For anyone younger than 50, it might be hard to imagine the zeal and inflammatory context wrapped in the calling out of Marxism or Communism. There was a time when it triggered fear, fear of ostracism, loss of employment, or any many other adverse physical or social outcomes. Now that history has sorted itself out, the source of terror stemmed from the madmen who adopted Marx’s writings as their intellectual endorsement. Most agree that Marx would oppose the outcomes done under his philosophical banner. Most don’t bother to read the text to find out for themselves.
Last week, an English professor, Alex Moscowitz, suggested that Marx’s work is foundational for economics. The economists objected, debunking the validity of his work. Business people are particularly offended by his Labor Theory of Value, which the nineteenth-century thinker penned in Das Capital.
“The value of a commodity, therefore, is determined by the quantity of labor expended to produce it, but only of labor that is socially necessary. Socially necessary labor time is the labor time required to produce any use-value under the conditions of production normal for a given society and with the average degree of skill and intensity of labor prevalent in that society.”
(Das Kapital, Volume I, Chapter 1)
Everyone knows that in the commercial world, one gets paid the market rate for labor.
Noah Smith types up an interesting overview of the topic in Should Economists Read Marx. He chews through a lot of the interesting aspects of the topic, including listing out the foundational economic material he was required to tackle while a PhD student. Each work tussles with market failures or public goods. The greats like Paul Samuelson and Kenneth Arrow devoted intellectual energy to issues on the cusp of private and public sectors, two sectors each with their own structure.

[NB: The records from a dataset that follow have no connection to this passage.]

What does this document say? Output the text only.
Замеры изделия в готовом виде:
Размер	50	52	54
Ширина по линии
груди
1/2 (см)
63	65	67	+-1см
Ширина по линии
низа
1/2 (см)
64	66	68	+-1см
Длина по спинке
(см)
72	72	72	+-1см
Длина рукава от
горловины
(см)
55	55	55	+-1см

It’s just that people who came after Marx took his text to initiate disruption and then exert social control. Noah closes with a reminder to his contemporaries that accuracy is not everything. An impassioned sweep and forceful embellishment of an errant study can end in tragedy.
This should serve as a warning to economists — a reminder of why although narrow theories about auctions or randomized controlled trials of anti-poverty policies might seem like small potatoes, they’re not going to end with the skulls of thousands of children smashed against trees. Modern economics, with all of its mathematical formulae and statistical regressions, represents academia appropriately tamed — intelligence yoked to the quotidian search for truth, hemmed in by guardrails of methodological humility. The kind of academia that Alex Moskowitz represents, where the study of Great Books flowers almost instantly into sweeping historical theories and calls for revolution and war, embodies the true legacy of Marx — something still fanged and wild.
But what about the labor theory of value? Is there anywhere in life where there is a pooling value to the work at hand? Consider intellectual property. Is there some pool of work hours necessary to accomplish a new way of thinking about a technology? Scientists in twos and threes or on their own throw their time into advancing an idea. Isn’t the idea behind a patent that the inventor doesn’t get his labor time paid for in the idea development process, so he has a claim to future benefits from the product as a reimbursement mechanism?
What about founders and startup folks. Don’t they calculate the labor hours they think they’ll need to put into a new venture and then figure out whether they’ll be able to recoup their labor time?

The labour theory of value was advanced by Adam Smith amongst other classical economists, it was refined by Marx. This is historically illiterate slop. Engage with the work of Marx or modern marxist economists like Paul Cockshott instead of listening to economists who can’t even explain why a dollar is worth what it is. Marx was a revolutionary, and his work was meant to incite revolution, to suggest otherwise is ridiculous when he was the one who said “Philosophers have hitherto only interpreted the world in various ways; the point is to change it.” The article you cited “Should economists read Marx” missed the point entirely and basically just spoke around the matter, further citing within that, well, someone else (not the author) also read Marx and they are smart enough for me to take everything he says at face value.
Instead of trusting people who fearmonger about Marx’s words, just read them yourself. If you’re a worker, you’ve nothing to lose but your chains.